On his way home Johnson goes at a coffee shop and when he is the next in line, the woman serving coffee says that coffee is out for a while(Ervin 43). This is because she does not want to serve Johnson because he is black man. Again Johnson wishes that he can slap the lady so hard such that her lipstick would splash on her nose. At this point Johnson’s temper is so high that he can no longer confine himself to the values of his family that prevented him from hitting a woman. When Johnson gets home, his wife begins to yell at him and calling him for no mere reason. She even goes ahead to call him names just because he accidently sat on her work uniforms that were hanging on the chair. Johnson could no longer be held in the social sheet that prevented him from acting. He lifted his fist and hit his wife so hard that her lipstick smeared all over her face and nose.

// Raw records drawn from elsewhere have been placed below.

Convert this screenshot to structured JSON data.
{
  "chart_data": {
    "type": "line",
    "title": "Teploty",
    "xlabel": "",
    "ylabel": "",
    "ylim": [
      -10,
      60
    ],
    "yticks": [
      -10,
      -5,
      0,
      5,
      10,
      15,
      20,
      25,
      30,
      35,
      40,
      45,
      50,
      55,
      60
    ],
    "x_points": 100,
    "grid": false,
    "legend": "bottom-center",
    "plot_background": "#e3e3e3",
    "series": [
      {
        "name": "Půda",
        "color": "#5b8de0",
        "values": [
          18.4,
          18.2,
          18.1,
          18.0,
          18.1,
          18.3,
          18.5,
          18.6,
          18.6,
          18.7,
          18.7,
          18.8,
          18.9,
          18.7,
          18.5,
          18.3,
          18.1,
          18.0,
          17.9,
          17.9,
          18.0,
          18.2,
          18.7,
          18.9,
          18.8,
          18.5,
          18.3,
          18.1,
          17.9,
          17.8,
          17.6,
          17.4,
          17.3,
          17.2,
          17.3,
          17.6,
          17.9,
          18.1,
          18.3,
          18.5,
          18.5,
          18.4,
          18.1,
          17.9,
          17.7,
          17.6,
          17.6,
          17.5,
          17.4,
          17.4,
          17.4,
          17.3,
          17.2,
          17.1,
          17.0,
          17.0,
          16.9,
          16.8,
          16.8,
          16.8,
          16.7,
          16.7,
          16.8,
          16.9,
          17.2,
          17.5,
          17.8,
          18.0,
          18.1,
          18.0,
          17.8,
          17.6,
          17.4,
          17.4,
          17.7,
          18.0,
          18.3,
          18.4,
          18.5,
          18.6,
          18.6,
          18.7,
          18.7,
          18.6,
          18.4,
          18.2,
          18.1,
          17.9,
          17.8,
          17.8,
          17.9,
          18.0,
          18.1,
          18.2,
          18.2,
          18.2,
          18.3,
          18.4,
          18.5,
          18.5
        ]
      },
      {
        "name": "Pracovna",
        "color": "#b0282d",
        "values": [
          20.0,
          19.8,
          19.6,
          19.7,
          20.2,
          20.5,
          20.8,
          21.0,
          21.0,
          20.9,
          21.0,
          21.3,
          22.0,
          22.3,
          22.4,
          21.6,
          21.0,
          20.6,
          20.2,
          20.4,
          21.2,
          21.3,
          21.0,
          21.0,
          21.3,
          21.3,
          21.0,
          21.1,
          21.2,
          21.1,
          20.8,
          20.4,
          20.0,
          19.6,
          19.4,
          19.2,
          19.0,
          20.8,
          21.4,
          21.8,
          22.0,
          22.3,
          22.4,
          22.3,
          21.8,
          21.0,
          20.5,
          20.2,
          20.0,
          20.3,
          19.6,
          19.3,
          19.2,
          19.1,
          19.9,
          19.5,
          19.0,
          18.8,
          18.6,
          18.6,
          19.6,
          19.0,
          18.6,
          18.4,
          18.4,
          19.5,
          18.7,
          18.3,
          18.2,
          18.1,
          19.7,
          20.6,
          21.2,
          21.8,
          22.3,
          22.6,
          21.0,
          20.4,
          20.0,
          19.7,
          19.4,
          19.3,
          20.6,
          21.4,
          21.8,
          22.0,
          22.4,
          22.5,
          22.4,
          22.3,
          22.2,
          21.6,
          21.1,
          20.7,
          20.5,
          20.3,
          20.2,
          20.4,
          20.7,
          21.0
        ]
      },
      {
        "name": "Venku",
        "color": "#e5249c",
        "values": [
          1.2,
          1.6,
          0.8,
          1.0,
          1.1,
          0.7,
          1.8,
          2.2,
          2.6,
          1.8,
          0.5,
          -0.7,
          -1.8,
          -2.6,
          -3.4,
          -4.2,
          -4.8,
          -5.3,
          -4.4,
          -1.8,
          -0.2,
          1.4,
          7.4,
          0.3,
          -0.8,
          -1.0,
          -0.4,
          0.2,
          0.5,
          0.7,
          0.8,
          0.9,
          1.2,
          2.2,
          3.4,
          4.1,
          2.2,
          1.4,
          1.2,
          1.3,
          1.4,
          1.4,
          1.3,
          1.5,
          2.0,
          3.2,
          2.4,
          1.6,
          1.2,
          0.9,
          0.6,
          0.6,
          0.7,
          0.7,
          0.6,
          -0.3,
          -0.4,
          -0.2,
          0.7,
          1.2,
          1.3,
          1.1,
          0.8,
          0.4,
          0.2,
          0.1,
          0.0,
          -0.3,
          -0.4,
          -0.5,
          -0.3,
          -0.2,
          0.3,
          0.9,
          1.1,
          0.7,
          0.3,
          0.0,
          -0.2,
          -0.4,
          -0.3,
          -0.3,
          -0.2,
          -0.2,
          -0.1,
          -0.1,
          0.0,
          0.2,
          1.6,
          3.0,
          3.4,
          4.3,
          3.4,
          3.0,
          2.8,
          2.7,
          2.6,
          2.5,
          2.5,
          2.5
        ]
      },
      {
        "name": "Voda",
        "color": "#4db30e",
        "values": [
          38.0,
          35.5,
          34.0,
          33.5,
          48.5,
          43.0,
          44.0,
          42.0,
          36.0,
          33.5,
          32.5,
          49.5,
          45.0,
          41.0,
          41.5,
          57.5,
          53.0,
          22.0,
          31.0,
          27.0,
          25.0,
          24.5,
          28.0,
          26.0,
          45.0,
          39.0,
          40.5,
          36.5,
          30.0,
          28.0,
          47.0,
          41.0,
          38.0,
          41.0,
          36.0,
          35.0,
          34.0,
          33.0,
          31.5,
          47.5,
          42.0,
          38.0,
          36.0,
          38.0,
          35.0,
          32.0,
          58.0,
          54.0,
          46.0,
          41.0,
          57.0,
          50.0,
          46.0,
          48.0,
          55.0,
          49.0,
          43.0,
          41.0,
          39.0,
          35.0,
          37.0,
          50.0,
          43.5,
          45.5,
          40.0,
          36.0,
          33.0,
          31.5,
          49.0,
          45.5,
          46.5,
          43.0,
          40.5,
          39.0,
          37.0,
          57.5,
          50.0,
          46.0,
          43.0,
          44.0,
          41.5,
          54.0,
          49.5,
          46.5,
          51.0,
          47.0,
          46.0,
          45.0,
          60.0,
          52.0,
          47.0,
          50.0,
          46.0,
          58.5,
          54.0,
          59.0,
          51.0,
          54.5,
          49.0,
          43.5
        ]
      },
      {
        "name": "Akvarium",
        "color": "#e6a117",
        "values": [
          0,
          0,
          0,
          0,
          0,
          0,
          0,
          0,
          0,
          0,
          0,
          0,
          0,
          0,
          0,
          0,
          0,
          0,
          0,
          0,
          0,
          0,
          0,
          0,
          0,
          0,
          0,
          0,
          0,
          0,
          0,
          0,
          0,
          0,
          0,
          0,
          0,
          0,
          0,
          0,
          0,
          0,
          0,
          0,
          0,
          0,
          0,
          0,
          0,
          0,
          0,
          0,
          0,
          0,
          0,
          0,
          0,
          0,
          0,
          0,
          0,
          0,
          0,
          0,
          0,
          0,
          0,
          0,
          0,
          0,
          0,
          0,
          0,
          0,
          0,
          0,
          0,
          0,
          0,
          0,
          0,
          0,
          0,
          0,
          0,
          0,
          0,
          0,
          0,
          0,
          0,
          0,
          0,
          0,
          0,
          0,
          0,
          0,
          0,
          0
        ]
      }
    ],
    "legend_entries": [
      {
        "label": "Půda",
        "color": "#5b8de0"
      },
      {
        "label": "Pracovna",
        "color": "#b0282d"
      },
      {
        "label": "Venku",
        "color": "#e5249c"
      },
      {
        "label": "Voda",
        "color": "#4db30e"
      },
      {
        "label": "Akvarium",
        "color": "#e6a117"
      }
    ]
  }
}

The take home message in Petry’s novel is that there is a need for us to move from our social norms and confines so that we can be able to act on the things that bother us or what we aspire to become.
- Relationship to Today’s Society
Petry’s story is relevant to society today. There are different challenges in society that make us not to realize the optimal dreams and aspirations. For example, some people might be discouraged from pursuing some things in life due to the fact that they hail from poor backgrounds. However, the discouragements are comparable to the sheet that was winded around Johnson’s life. It is important that we step out of the sheet and pursue what we believe to the optimal choice. We should not settle for sub-optimal choices for the mere reason that we do not want to get out of our comfort zone.
- Personal Evaluation
This novel provides moral courage to the readers. This short story brings out the idea that nobody can live our lives. We are therefore responsible for our own lives. Unless we take action on things that bother us, the fact remains that we will continue to struggle and grapple over the problems. We should not only identify the problems that face us but should be the source of the solutions to those problems.
- Terminology
Lipstick (n) – metaphor for women
Grapple (v) – suffer from
Plant laborer (n) – unskilled workers in factory.
Racism (n) – segregation based on race
Winding (v) – tying around something
Smear (v) – spread something such as oil on a surface
Uniform (v) – special clothing in a school, work or other designed area
Discern (v) – decide
Summoned (v) – be invited for interrogation or instructions.
Works Cited
Boyle, Elizabeth. Reading America: new perspectives on the American novel. Newcastle upon Tyne: Cambridge Scholars, 2008. Print.
Ervin, Hazel Arnett . Ann Petry's short fiction: critical essays. Westport, CT: Greenwood Press, 2004. Print.
Lubin, Alex. Revising the blueprint: Ann Petry and the literary left. Jackson: University Press of Mississippi, 2007. Print.